Auteur(s): Kuchta B, Firlej L., Roth M.w.

(Affiches/Poster) Fundamentals of adsorption FOA10 (Awaji, JP), 2010-05-23


Résumé:

Mechanism of adsorption of nitrogen multilayers on the basal plane of graphite has been studied using Monte Carlo method. To account for multi-phase equilibrium large scale (~6000 molecules) simulations have been carried out in canonical ensemble, for surface coverage equivalent to more than four layers. To get more insight in the metastability aspect of the simulated situation and better understanding of the experimental phase diagram, the simulations were performed starting from liquid-like disordered configurations and progressively lowering the temperature from 100 K to 10 K. The analysis is focused on the system spatial heterogeneity and its influence on structures and phase transitions. An intricate phase situation is observed due to the competition between intermolecular and N2-graphite interactions. The multilayer structure is strongly spatially non-uniform, the molecular arrangement in each individual layer changing from herringbone in the first layer to pinwheel in the forth one. The commensurate multilayer structure is only metastable at low temperatures.
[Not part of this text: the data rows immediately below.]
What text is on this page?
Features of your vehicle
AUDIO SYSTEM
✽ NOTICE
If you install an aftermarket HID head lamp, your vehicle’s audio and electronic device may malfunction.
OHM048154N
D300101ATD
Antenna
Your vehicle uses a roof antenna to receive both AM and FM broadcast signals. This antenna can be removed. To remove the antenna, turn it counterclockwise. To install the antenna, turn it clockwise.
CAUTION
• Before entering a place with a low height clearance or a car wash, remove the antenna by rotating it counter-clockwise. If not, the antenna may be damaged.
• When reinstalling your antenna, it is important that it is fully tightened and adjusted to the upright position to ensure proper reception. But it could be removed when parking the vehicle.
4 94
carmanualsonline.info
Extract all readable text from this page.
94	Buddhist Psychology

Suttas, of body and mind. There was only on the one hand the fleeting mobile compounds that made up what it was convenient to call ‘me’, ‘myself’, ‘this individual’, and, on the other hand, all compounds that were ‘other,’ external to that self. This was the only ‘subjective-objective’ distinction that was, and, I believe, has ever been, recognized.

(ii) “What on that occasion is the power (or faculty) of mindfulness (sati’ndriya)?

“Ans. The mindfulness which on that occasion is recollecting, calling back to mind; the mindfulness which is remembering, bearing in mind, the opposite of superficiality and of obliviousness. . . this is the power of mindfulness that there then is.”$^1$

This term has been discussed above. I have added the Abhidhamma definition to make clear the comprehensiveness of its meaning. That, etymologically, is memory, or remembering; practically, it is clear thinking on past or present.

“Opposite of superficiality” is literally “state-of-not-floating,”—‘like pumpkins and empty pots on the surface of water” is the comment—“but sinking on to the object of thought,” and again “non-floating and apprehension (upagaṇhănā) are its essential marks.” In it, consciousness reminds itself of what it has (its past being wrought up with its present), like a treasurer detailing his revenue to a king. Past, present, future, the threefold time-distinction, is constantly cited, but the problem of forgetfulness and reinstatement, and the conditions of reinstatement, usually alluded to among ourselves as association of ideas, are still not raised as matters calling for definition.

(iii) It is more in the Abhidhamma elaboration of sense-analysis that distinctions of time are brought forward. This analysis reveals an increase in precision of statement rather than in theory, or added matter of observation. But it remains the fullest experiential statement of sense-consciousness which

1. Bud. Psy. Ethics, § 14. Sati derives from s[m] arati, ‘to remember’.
The stable phase has still triangular symmetry within each layer, but with molecular packing that is 1.08 times denser than the commensurate one and is stabilized by the N2-N2 interactions.. Two structural phase transitions, orientational order-disorder and melting, are observed in each layer. Their mechanism and transition temperatures show strong variations depending on the layer position with respect to graphite. We observed that layers formed on freezing had higher than commensurate density. Certainly, such an effect can be observed only if surface coverage is larger than monolayer: a single layer is stabilized by the strong N2-graphite interaction and is always commensurate with graphite: this structure seems to be the most stable one. However, in the multilayer systems the intermolecular interactions overcome the influence of graphite corrugation. The final structure results from the competition between the interaction with graphite (which tries to stabilize the herringbone structure) and the 3D intermolecular forces (which favor cubic -phase). In consequence, the pinwheel-like arrangement is observed in higher layers as a part of molecular order in the <111> crystallographic planes of cubic structure. These numerical results concord for the first time and explain quantitatively the multi-structure arrangements observed in the experiments.